As regional and global disruptions grow in frequency, scale and cost, the pressure on supply chains is intensifying. The disruption around the Strait of Hormuz is likely to increase market volatility, logistics delays, demand shifts and supplier instability – making the movement of goods, services and information less predictable (see Figure 1). What began as a regional shock may now cascade across industrial value chains, exposing how rapidly geopolitical disruptions can test resilience, continuity and the ability of organisations to respond at speed.
Figure 1:
Under these circumstances, companies need effective supply chain strategies to ensure faster market responsiveness, cost reduction and enhanced resilience to ensure the continuous flow of goods, services and information to meet customer needs.

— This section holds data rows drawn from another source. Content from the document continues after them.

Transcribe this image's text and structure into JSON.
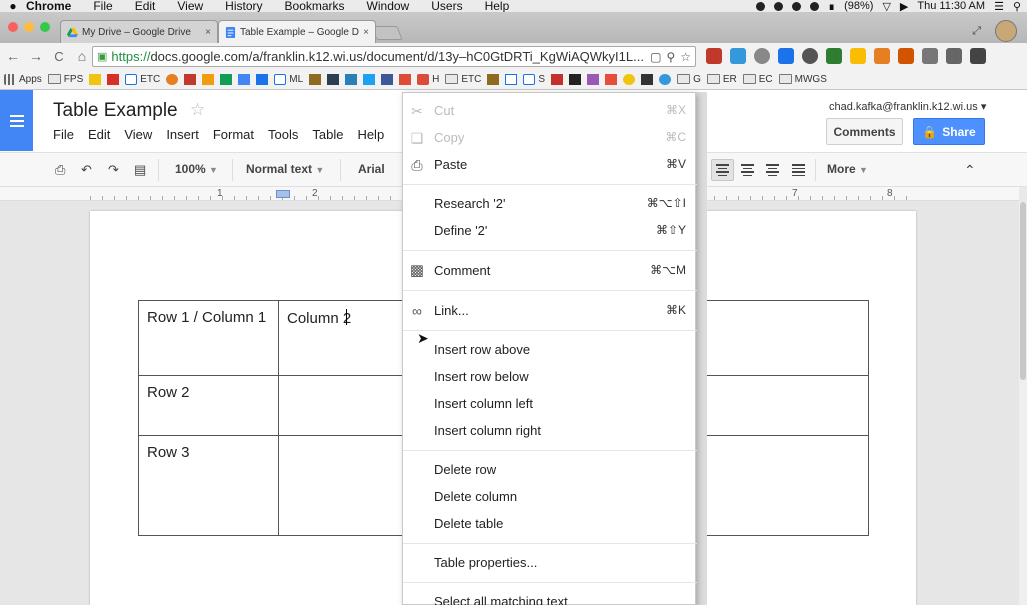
{
  "mac_menu": {
    "app_name": "Chrome",
    "items": [
      "File",
      "Edit",
      "View",
      "History",
      "Bookmarks",
      "Window",
      "Users",
      "Help"
    ],
    "battery": "(98%)",
    "clock": "Thu 11:30 AM"
  },
  "tabs": [
    {
      "label": "My Drive – Google Drive",
      "icon": "drive-icon",
      "close": "×"
    },
    {
      "label": "Table Example – Google D",
      "icon": "docs-icon",
      "close": "×"
    }
  ],
  "address_bar": {
    "scheme": "https://",
    "url": "docs.google.com/a/franklin.k12.wi.us/document/d/13y–hC0GtDRTi_KgWiAQWkyI1L..."
  },
  "bookmarks": [
    {
      "label": "Apps",
      "icon": "apps-grid-icon"
    },
    {
      "label": "FPS",
      "icon": "folder-icon"
    },
    {
      "label": "ETC",
      "icon": "calendar-icon"
    },
    {
      "label": "ML",
      "icon": "calendar-icon"
    },
    {
      "label": "H",
      "icon": "google-plus-icon"
    },
    {
      "label": "ETC",
      "icon": "folder-icon"
    },
    {
      "label": "S",
      "icon": "calendar-icon"
    },
    {
      "label": "G",
      "icon": "folder-icon"
    },
    {
      "label": "ER",
      "icon": "folder-icon"
    },
    {
      "label": "EC",
      "icon": "folder-icon"
    },
    {
      "label": "MWGS",
      "icon": "folder-icon"
    }
  ],
  "doc": {
    "title": "Table Example",
    "menu": [
      "File",
      "Edit",
      "View",
      "Insert",
      "Format",
      "Tools",
      "Table",
      "Help"
    ],
    "user_email": "chad.kafka@franklin.k12.wi.us",
    "comments_label": "Comments",
    "share_label": "Share"
  },
  "toolbar": {
    "zoom": "100%",
    "style": "Normal text",
    "font": "Arial",
    "more": "More"
  },
  "ruler": {
    "marks": [
      "1",
      "2",
      "7",
      "8"
    ]
  },
  "table": {
    "rows": [
      [
        "Row 1 / Column 1",
        "Column 2",
        ""
      ],
      [
        "Row 2",
        "",
        ""
      ],
      [
        "Row 3",
        "",
        ""
      ]
    ]
  },
  "context_menu": {
    "items": [
      {
        "label": "Cut",
        "shortcut": "⌘X",
        "icon": "scissors-icon",
        "disabled": true
      },
      {
        "label": "Copy",
        "shortcut": "⌘C",
        "icon": "copy-icon",
        "disabled": true
      },
      {
        "label": "Paste",
        "shortcut": "⌘V",
        "icon": "paste-icon",
        "disabled": false
      },
      {
        "label": "Research '2'",
        "shortcut": "⌘⌥⇧I",
        "disabled": false
      },
      {
        "label": "Define '2'",
        "shortcut": "⌘⇧Y",
        "disabled": false
      },
      {
        "label": "Comment",
        "shortcut": "⌘⌥M",
        "icon": "comment-icon",
        "disabled": false
      },
      {
        "label": "Link...",
        "shortcut": "⌘K",
        "icon": "link-icon",
        "disabled": false
      },
      {
        "label": "Insert row above",
        "shortcut": "",
        "disabled": false
      },
      {
        "label": "Insert row below",
        "shortcut": "",
        "disabled": false
      },
      {
        "label": "Insert column left",
        "shortcut": "",
        "disabled": false
      },
      {
        "label": "Insert column right",
        "shortcut": "",
        "disabled": false
      },
      {
        "label": "Delete row",
        "shortcut": "",
        "disabled": false
      },
      {
        "label": "Delete column",
        "shortcut": "",
        "disabled": false
      },
      {
        "label": "Delete table",
        "shortcut": "",
        "disabled": false
      },
      {
        "label": "Table properties...",
        "shortcut": "",
        "disabled": false
      },
      {
        "label": "Select all matching text",
        "shortcut": "",
        "disabled": false
      }
    ]
  }
}
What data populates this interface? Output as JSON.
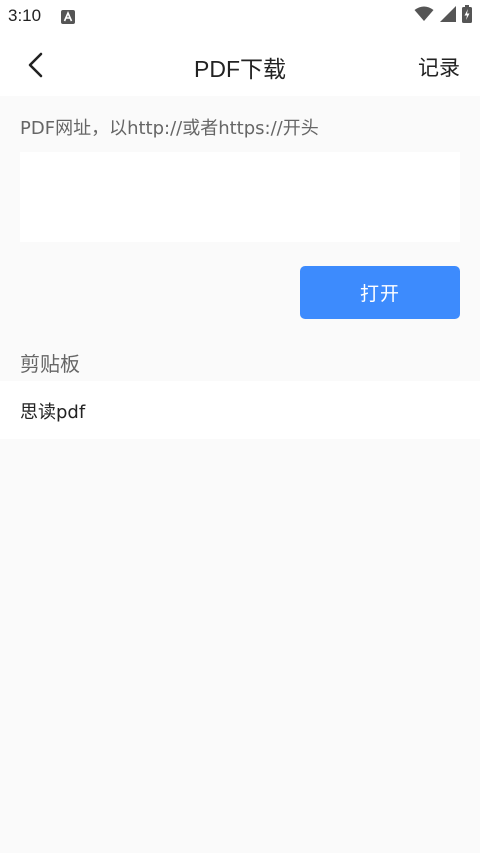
{
  "status_bar": {
    "time": "3:10",
    "notification_icon": "a-letter-icon",
    "wifi_icon": "wifi-icon",
    "signal_icon": "signal-icon",
    "battery_icon": "battery-charging-icon"
  },
  "app_bar": {
    "back_icon": "chevron-left-icon",
    "title": "PDF下载",
    "record_label": "记录"
  },
  "form": {
    "url_label": "PDF网址，以http://或者https://开头",
    "url_value": "",
    "open_button_label": "打开"
  },
  "clipboard": {
    "heading": "剪贴板",
    "items": [
      {
        "text": "思读pdf"
      }
    ]
  },
  "colors": {
    "accent": "#3d8bfd",
    "background": "#fafafa",
    "surface": "#ffffff",
    "secondary_text": "#666666",
    "primary_text": "#222222"
  }
}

Many organisations are constrained by limited visibility into where vulnerabilities are concentrated. Sometimes they do not have a clear view of their most critical products, relying too heavily on certain suppliers or routes or how long they can keep operating if part of the network is disrupted. These gaps become more serious when disruption spreads quickly across suppliers, ports, trade routes and inventory. An organisation cannot respond well to disruptions it has not clearly mapped or understood.
Figure 2:
The operational impact can be abrupt. UNCTAD reports that daily ship transits through the Strait fell by 97% from an average of 129 per day between 1 and 27 February (see Figure 2) to near-zero levels immediately after the escalation. For supply chain leaders, that is the core resilience challenge: disruptions do not arrive as gradual inconveniences, but as sudden breaks in flow that compress decision time and expose untested dependencies.
Where organisations should focus now
To strengthen resilience, protect performance and support wider economic priorities, supply chain leaders should focus on a set of immediate actions:
Resilience depends on more than broad visibility and the ability to turn fragmented signals into timely decisions. In practice, this means developing four connected capabilities:
Anticipate emerging risks across global trade flows early enough to act ahead of disruption
Absorb and operate under stress without systemic failure, while maintaining continuity despite local shutdowns
Adapt to reconfigured trade flows in real time as conditions shift
Recover swiftly once a disruption has occurred
These capabilities provide the foundation for a more proactive resilience approach.
To help organisations withstand disruption and respond with greater speed, flexibility and control, PwC Middle East has developed a comprehensive framework that links strategy, governance and execution.
It starts with a clear strategic foundation, defining the scope, priorities and policies for resilience, supported by an operating philosophy and governance mechanism that embeds accountability across the organisation.
From there, the framework translates into three core execution areas: assessing resilience through supply chain mapping and the identification of critical risks and chokepoints; building resilience through sensitivity analysis, targeted resilience levers and early warning systems; and driving continuous improvement through risk monitoring, performance tracking and business continuity reporting.
Underpinning all of this is an operating model that combines governance, defined roles, standard processes, resilience metrics and enabling tools and platforms. This creates a structured and practical approach to help organisations move from reactive disruption management to proactive, enterprise-wide resilience.
The framework includes an AI-powered early warning system that monitors internal and external signals to identify potential risks early and provide advance notice of potential disruption.
A strategic approach to supply chain resilience requires more than isolated interventions. It needs a phased roadmap that builds capability over time while enabling faster execution when disruption occurs.
Our three-phase model begins with establishing the baseline, assessing the current state of resilience, identifying critical products and risks, and putting in place the core fundamentals of strategy, policy, procedures and governance.
It then moves into capability building, where organisations develop supply chain maps for critical products and services, design tailored resilience strategies at supply chain and product level and deploy digital enablers such as early warning systems.
The final phase focuses on execution and monitoring, embedding resilience into day-to-day operations through active strategy implementation, risk monitoring, performance measurement, continuous refinement and organisation-wide training and awareness.
As organisations adapt to a new reality in which volatility is no longer cyclical but structural, and disruption has become a persistent feature of the operating environment, those most likely to perform better will be the ones with the clearest view of what is truly critical. Stronger resilience will depend on identification of vulnerabilities, more serious testing and faster adaptation before critical flows are affected. Increasingly, supply chain design choices will shape not only organisational performance, but also long-term economic security, strategic resilience and competitive advantage.